11:53 am on 5 May 2021

Lawyers demanding action on climate change claim Auckland Council's draft transport plan is unlawful because it contradicts the council's own commitment to reduce climate emissions.

Sunday traffic backed up on the North Shore approaches to the Harbour Bridge

All Aboard Aotearoa says the Regional Land Transport Plan will allow for the increase of transport emissions by 2030 as it stood. (File image) Photo: Alexia Russell

The Regional Land Transport Plan (RLTP) is designed to encourage a shift away from private cars toward public transport, walking and cycling, and is predicted to increase the number of public transport trips significantly.

It is based on a $28 billion 2018 package, but now includes $600 million more for walking and cycling initiatives, and $500m more for buses and ferries.

But the umbrella group All Aboard Aotearoa said the plan would allow for the increase of transport emissions by 2030 as it stood.

The group was prepared to contest the matter in court unless the council radically overhauled it.

Lawyers for Climate Action's Jenny Cooper QC said while the group had not taken the council to court yet, it was fair that legal action be planned.

"We feel it's very important ... to be really clear about what the legal obligations of [Auckland Transport] and the council are.

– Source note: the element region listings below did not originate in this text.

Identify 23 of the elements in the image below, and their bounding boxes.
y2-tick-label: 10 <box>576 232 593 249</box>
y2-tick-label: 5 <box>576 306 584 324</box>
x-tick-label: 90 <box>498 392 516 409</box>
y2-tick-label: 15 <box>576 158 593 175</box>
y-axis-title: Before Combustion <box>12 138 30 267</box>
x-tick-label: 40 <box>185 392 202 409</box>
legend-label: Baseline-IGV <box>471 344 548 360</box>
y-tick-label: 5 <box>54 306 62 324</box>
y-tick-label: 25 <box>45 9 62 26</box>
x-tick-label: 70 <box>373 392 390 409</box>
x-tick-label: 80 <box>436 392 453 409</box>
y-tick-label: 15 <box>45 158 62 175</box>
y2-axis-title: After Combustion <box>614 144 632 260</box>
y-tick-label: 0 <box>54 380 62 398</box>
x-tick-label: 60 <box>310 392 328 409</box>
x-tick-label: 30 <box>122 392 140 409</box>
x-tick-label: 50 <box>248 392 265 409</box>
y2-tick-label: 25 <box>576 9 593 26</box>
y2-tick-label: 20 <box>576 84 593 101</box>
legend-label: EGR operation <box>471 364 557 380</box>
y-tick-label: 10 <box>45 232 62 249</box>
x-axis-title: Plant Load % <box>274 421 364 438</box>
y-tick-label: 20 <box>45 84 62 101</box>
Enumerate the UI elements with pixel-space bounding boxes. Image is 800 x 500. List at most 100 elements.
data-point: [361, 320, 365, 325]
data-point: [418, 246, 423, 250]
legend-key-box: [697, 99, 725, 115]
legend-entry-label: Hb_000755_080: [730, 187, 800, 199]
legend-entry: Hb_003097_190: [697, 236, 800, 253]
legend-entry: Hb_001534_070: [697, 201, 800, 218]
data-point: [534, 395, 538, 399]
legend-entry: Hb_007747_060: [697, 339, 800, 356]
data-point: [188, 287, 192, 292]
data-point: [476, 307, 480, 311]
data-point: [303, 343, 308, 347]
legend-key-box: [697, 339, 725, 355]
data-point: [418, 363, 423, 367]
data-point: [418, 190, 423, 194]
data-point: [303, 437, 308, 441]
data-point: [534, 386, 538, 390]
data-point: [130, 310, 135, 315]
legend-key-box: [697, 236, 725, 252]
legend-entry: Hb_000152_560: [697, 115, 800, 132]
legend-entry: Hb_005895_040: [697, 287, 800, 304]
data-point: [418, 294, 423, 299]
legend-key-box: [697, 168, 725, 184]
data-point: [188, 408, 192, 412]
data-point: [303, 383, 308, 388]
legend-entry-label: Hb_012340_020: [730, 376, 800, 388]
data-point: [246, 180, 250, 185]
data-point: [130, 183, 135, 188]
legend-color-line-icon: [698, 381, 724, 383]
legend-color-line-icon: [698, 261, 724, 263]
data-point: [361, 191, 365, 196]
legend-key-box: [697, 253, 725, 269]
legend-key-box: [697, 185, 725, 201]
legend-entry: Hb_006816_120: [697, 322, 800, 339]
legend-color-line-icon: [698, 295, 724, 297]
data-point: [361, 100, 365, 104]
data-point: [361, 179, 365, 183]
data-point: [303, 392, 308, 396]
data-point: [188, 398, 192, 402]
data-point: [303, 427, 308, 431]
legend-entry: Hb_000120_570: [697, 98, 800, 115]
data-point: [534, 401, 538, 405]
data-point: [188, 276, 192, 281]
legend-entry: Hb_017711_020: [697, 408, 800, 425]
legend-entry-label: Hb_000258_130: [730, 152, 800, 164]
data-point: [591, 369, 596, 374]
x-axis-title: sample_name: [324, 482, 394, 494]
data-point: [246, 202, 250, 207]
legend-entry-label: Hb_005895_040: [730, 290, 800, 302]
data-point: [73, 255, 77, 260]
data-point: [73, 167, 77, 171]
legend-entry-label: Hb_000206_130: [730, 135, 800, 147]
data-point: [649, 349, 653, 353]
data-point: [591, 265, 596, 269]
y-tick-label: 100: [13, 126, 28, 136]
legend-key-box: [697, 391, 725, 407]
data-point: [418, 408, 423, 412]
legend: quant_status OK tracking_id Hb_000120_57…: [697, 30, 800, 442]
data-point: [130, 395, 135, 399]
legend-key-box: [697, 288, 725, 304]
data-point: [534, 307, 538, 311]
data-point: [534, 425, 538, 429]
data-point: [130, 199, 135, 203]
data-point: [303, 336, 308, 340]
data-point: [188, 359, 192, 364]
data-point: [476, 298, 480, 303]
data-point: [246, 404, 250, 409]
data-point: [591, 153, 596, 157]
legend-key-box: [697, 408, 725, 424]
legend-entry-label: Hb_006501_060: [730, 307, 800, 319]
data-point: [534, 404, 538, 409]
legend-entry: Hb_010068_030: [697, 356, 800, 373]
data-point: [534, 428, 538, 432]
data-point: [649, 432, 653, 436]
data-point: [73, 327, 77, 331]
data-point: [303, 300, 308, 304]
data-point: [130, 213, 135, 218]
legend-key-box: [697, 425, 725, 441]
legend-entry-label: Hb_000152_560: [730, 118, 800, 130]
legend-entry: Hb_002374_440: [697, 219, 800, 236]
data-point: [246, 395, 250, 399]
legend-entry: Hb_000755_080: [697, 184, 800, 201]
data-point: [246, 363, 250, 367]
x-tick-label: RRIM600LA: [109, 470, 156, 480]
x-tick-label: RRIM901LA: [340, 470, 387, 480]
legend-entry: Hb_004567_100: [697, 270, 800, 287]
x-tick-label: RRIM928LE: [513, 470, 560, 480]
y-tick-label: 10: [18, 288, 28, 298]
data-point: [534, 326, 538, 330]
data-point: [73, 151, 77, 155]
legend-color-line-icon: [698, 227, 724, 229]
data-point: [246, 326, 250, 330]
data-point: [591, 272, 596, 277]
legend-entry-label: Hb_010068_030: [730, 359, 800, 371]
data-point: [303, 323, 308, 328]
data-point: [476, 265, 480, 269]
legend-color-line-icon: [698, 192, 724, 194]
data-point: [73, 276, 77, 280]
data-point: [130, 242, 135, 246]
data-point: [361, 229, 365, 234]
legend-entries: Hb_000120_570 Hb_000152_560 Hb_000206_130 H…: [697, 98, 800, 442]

So all we're doing at this stage is calling on them to meet their legal obligations," Cooper said.

Generation Zero campaigner and lawyer Dewy Sacayan said the plan's overlying obligation was for emissions to be reduced over the next nine years so "we are to have a fighting chance in keeping global temperatures within 1.5C".

"We definitely need to reduce the number of cars on the road, and we need to increase our investment in public and active transport. On top of that we need to be prioritising the Auckland Cycling Network and we need to be focusing on how we could have proper spatial planning so that where people live is proximate to where they need to go," Sacayan said.

Transport Minister Michael Wood announces a new unit will lead a review of the Auckland light rail project.

Transport Minister Michael Wood says the RLTP goes further toward addressing climate responsibilities. Photo: RNZ / Dan Cook

Cooper said central government, along with local, also needed to be targeted.

"We're also focusing on the decisions being made at that level. All Aboard Aotearoa has already filed a judicial review of the government's decision to fund the Mill Road project. We say that decision is unlawful," she said.

"If the government's unlawful decisions can't justify further unlawful decisions by AT and local government, then there needs to be a fundamental re-look at all levels of government of how transport is being planned."

At the package's launch in March, Minister of Transport Michael Wood said the RLTP would help address the government's climate responsibilities.

"For the first time we're turning around transport emissions rising in Auckland. The ATAP 2021-31 package alone would result [in] around 13 percent decrease in emissions per capita when compared with the previous package, and is projected to increase public transport trips by 91 percent," Wood said.

"Alongside our recently announced policies to reduce transport emissions, ATAP could help prevent up to 3.3 million tonnes of carbon emissions in Auckland over the next decade. This is a good first step, but we know we have to do more."